Zimbabwe’s state-affiliated mining group, Kuvimba Mining House, has restructured its long-stalled Darwendale platinum initiative in response to resurging global platinum prices and capital constraints. Chief Executive Officer Trevor Barnard confirmed in an interview with Reuters that the company will now pursue an open-pit development model for the site, rather than the initially proposed and more capital-intensive underground mine.
Originally launched in 2014 under the auspices of former President Robert Mugabe and then Russian Foreign Minister Sergey Lavrov, the Darwendale project was intended to be Zimbabwe’s flagship platinum operation. The original blueprint entailed a $450 million underground mine, positioning it as one of the largest investments in the country’s mining sector. However, the venture was significantly compromised in 2022 following the exit of Kuvimba’s Russian joint venture partner and a concurrent slump in global platinum group metals (PGMs) prices.
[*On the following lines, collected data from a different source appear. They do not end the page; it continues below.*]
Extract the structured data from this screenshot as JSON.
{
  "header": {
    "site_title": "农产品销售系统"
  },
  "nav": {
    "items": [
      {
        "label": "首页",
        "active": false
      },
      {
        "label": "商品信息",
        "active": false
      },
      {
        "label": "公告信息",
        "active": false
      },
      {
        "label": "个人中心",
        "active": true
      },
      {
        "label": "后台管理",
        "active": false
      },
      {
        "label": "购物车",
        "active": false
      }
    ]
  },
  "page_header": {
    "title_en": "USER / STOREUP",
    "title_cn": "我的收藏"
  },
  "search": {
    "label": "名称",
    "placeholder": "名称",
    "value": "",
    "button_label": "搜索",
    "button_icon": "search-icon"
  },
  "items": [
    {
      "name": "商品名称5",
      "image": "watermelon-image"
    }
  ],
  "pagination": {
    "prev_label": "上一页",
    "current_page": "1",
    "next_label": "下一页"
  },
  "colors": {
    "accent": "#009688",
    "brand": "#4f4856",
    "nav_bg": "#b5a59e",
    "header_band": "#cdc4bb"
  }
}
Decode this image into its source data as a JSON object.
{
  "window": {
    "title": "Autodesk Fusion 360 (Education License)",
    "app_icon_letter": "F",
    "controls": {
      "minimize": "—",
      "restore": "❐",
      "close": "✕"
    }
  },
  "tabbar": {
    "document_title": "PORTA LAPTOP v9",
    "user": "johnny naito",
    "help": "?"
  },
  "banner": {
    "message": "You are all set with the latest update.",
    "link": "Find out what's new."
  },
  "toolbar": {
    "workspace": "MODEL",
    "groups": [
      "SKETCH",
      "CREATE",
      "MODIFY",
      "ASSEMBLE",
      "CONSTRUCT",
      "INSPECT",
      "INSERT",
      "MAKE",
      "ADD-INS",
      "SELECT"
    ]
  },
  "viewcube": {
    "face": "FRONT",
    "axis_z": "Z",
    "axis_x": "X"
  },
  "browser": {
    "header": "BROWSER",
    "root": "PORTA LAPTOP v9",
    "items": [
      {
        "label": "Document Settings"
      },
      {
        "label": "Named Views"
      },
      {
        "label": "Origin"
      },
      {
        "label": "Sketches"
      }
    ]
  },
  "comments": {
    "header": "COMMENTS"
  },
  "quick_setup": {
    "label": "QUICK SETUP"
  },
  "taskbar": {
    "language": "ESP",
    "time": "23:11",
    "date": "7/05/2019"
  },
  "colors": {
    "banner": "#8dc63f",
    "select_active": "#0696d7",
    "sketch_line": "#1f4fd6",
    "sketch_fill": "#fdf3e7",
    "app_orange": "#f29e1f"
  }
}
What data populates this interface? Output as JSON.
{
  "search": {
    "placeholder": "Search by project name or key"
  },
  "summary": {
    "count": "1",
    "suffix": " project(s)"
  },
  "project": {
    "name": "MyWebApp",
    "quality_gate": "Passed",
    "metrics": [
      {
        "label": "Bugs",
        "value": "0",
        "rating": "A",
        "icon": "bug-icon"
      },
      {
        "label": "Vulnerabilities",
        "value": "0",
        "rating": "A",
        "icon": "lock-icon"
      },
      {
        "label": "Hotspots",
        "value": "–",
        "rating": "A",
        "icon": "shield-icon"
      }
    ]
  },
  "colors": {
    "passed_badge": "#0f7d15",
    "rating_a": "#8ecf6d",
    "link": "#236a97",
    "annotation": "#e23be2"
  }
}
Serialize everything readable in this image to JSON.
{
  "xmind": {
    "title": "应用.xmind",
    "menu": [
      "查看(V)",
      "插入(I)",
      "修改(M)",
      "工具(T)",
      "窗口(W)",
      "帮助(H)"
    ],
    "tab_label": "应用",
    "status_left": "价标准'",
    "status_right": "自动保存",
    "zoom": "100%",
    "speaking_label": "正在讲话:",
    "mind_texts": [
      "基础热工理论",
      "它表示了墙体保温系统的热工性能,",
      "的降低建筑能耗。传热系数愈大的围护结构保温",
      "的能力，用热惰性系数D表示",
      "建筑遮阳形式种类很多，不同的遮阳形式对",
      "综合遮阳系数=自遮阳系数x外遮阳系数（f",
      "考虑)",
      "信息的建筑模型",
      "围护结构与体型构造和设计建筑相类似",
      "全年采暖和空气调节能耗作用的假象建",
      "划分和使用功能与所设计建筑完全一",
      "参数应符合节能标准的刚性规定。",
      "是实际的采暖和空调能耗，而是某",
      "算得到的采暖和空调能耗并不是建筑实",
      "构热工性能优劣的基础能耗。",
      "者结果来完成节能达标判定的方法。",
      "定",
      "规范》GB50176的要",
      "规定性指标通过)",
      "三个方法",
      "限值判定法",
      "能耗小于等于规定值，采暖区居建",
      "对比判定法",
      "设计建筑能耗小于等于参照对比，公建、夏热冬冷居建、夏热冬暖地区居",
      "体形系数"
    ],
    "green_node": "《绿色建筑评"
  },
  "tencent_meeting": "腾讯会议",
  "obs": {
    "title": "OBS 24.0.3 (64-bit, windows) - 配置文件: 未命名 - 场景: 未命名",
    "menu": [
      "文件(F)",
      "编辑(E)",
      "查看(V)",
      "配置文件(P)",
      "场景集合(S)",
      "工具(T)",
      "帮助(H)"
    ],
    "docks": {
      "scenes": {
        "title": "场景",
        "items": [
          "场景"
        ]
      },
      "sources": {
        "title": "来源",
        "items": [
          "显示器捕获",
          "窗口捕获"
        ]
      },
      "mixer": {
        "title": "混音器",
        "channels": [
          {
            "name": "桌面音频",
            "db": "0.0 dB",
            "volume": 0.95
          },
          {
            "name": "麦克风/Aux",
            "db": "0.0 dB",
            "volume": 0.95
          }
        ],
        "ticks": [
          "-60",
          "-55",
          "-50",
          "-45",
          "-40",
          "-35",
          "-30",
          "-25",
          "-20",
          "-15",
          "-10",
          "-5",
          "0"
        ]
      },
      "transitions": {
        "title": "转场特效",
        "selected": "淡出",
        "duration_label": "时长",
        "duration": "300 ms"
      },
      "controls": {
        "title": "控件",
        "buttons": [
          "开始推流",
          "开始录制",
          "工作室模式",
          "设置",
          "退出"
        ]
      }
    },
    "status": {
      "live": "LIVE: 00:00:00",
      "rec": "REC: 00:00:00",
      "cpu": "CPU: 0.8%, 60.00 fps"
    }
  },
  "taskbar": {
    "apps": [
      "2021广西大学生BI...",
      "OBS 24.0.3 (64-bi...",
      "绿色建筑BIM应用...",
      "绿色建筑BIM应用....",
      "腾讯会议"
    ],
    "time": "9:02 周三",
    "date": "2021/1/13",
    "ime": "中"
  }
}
Barnard explained that the move towards open-pit mining reflects both a scaling down in ambition and a strategic reprioritisation: “That is quite a change in scope and phasing. It’s very difficult to raise $450 million specifically for a platinum project and in Zimbabwe.” The new plan is set to commence at a markedly reduced initial investment of $50 million.
The revised capital will be sourced from a combination of internally generated revenue, modest debt instruments, and support from the Mutapa Investment Fund, Zimbabwe’s sovereign wealth fund and Kuvimba’s parent entity. Kuvimba’s existing asset base includes three operational gold mines which collectively yielded 116,000 ounces in 2024, providing a stable revenue stream to support expansion into platinum.
The strategic pivot aligns with a broader resurgence in the platinum market. After a prolonged downturn, platinum prices have rebounded sharply. According to market data, the metal saw a 36% increase in the second quarter of 2025 alone, with a dramatic 28% rise in June. Hedge funds and speculative investors have driven this uptick, culminating in the highest monthly gain since 1986 and pushing platinum to an 11-year peak of $1,432.60 per ounce.
Industry analysts observe that Zimbabwe, along with South Africa—its neighbour and a major platinum producer—may witness a reactivation of previously shelved projects. One such example is Tharisa’s Karo PGM project, which was postponed due to price instability. On 9 July, Tharisa indicated that improved market conditions have enhanced its financial position, prompting renewed momentum toward finalising the $391 million development.
As platinum demand remains robust—fueled by industrial applications and particularly strong Chinese imports—the revised trajectory of the Darwendale project underscores the need for agile strategy in the extractive sector. It also reflects the growing importance of sovereign wealth structures in resource-backed financing across Africa.
In adopting a more phased and cost-effective approach, Kuvimba appears intent on balancing resource potential with fiscal prudence, while maintaining Zimbabwe’s foothold in the competitive global platinum market.